Le Centre de jardinage Granby a une nouvelle équipe de dirigeants. Sur la photo, Éric Zeillinger, Josée Ouellette, Pierre-Marc Paquette et Alain Lussier.

Centre de jardinage Granby: un partenariat pour assurer l'avenir

La propriétaire du Centre de jardinage Granby, Josée Ouellette, n'est plus seule à la barre du commerce de la rue Bruce, en opération depuis 37 ans. Deux nouveaux actionnaires se sont joints à elle pour assurer la pérennité de l'entreprise.
La transaction a été effectuée dans la plus grande discrétion et la nouvelle a été récemment annoncée aux employés. 
En plus de Josée Ouellette, les nouveaux propriétaires seront Éric Zeillinger, des Jardins Zeillinger à Laval, et Pierre-Marc Paquette, de la Pépinière Abbotsford, à Saint-Paul-d'Abbotsford. Alain Lussier, qui a déjà oeuvré pour M. Zeillinger, se joint aussi à l'équipe. Il agira pour sa part à titre de gérant pour donner un coup de main aux opérations quotidiennes. 
Pour Mme Ouellette, la situation est idéale. Elle-même demeurera active au sein de l'entreprise et la transaction, dit-elle, n'entraînera aucun changement pour les employés, qui sont dans la cinquantaine en haute saison, ainsi que les fournisseurs.
« Je vais être là pour un bout. Je veux que l'entreprise continue à grandir. Je veux montrer mes connaissances. (...) Je veux que la clientèle sache que je suis toujours là. Mais ça m'enlève des tâches, de la pression. Être toute seule pour mener la barque, c'était rendu beaucoup pour moi », a commenté Josée Ouellette à La Voix de l'Est en précisant que l'entreprise entreprendra, dans la foulée, un virage informatique.

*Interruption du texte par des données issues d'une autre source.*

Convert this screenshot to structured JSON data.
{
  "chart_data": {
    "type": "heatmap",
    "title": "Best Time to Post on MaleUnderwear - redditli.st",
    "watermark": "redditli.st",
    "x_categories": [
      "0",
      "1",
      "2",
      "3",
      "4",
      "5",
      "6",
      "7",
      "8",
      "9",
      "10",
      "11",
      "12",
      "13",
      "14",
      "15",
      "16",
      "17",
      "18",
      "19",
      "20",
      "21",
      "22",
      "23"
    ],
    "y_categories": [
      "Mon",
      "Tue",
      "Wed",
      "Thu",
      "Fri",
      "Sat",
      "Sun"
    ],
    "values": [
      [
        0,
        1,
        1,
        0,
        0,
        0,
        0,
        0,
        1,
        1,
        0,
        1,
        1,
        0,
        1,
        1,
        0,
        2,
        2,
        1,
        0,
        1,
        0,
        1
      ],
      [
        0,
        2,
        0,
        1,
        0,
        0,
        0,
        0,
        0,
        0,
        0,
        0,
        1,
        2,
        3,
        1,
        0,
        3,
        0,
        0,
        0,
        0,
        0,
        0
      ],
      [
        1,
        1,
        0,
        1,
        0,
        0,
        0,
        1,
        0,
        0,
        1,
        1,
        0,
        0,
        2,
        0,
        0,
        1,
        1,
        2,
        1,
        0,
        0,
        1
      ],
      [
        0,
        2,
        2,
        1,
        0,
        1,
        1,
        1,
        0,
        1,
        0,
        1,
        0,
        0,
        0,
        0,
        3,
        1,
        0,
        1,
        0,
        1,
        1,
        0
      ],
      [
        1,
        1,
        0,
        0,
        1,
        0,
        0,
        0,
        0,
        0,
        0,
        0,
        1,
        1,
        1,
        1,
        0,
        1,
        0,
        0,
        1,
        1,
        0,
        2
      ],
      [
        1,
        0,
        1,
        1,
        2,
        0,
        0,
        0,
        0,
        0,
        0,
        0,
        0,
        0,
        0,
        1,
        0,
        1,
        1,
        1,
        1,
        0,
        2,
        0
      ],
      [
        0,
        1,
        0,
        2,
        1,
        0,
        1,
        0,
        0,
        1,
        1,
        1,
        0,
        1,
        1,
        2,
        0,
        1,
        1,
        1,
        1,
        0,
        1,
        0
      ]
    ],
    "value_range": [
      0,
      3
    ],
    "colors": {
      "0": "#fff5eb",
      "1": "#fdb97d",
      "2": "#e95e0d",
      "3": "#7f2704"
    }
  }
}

Celle-ci dit avoir approché elle-même Pierre-Marc Paquette, alors que celui-ci était un de ses fournisseurs. « Il y a toujours eu un bon lien entre moi et Josée. On a commencé à en parler. Nous, on en a déjà beaucoup à opérer avec notre commerce (Pépinière Abbotsford). On connaît les talents d'Éric (Zeillinger) comme opérateur et gestionnaire de jardineries. On a donc eu des discussions avec lui et ça a parti de là », relève Pierre-Marc Paquette. 
Projets
Les forces de chacun seront ainsi mises à profit. Pépinière Abbotsford continuera à approvisionner l'endroit avec les plantes qu'elle produit, relève Pierre-Marc Paquette. L'entreprise de Saint-Paul-d'Abbotsford s'assure de cette façon de conserver un client à long terme. « Beaucoup de nos clients à travers la province ont des problèmes de relève et certains ferment leurs portes », dit le jeune dirigeant. 
La relève est un des défis du domaine de l'horticulture, confirme Éric Zeillinger. « Josée cherchait une relève fiable qui allait prendre son bébé, qui est rendu ado, et poursuivre la croissance. Des joueurs dans le marché qui pouvait l'acheter (le Centre de jardinage Granby), l'opérer, avoir la confiance de Josée pour prendre la balle au bond, ça ne coure pas les rues. On a une entente gagnante pour tous. Les employés demeurent en place. La vocation reste la même. On a des plans de développement », explique M. Zeillinger.
Ce dernier s'impliquera dans les achats et la mise en marché. Et il entend continuer à favoriser l'approvisionnement auprès de fournisseurs locaux. « Il y a une synergie incroyable. Je pense que ça va être un mélange explosif de jeunesse, de relève et d'expérience : un excellent mix », lance Pierre-Marc Paquette. 
La stabilité est au programme pour cet été, affirme Éric Zeillinger. De nouveaux végétaux seront néanmoins au rendez-vous. Le potager bio prendra aussi de l'expansion. « Tout ce qui est potager santé, les fines herbes, c'est dans la mire. C'est la tendance. On va avoir de la légumineuse, en passant par la tomate bleue et le bleuet nain. Les clients vont tripper », explique-t-il.
Le Centre de jardinage Granby a vu le jour il y a 37 ans rue Denison Est, à un jet de pierre du Jardin du Mont, avant de s'enraciner rue Bruce. Josée Ouellette est de l'aventure depuis 30 ans. « J'aurais pu penser à fermer le centre de jardinage et à vendre le terrain. Mais ce n'est pas ça que je voulais. Je voulais que ça continue à grandir et que les employés et les fournisseurs soient encore là », conclut Josée Ouellette.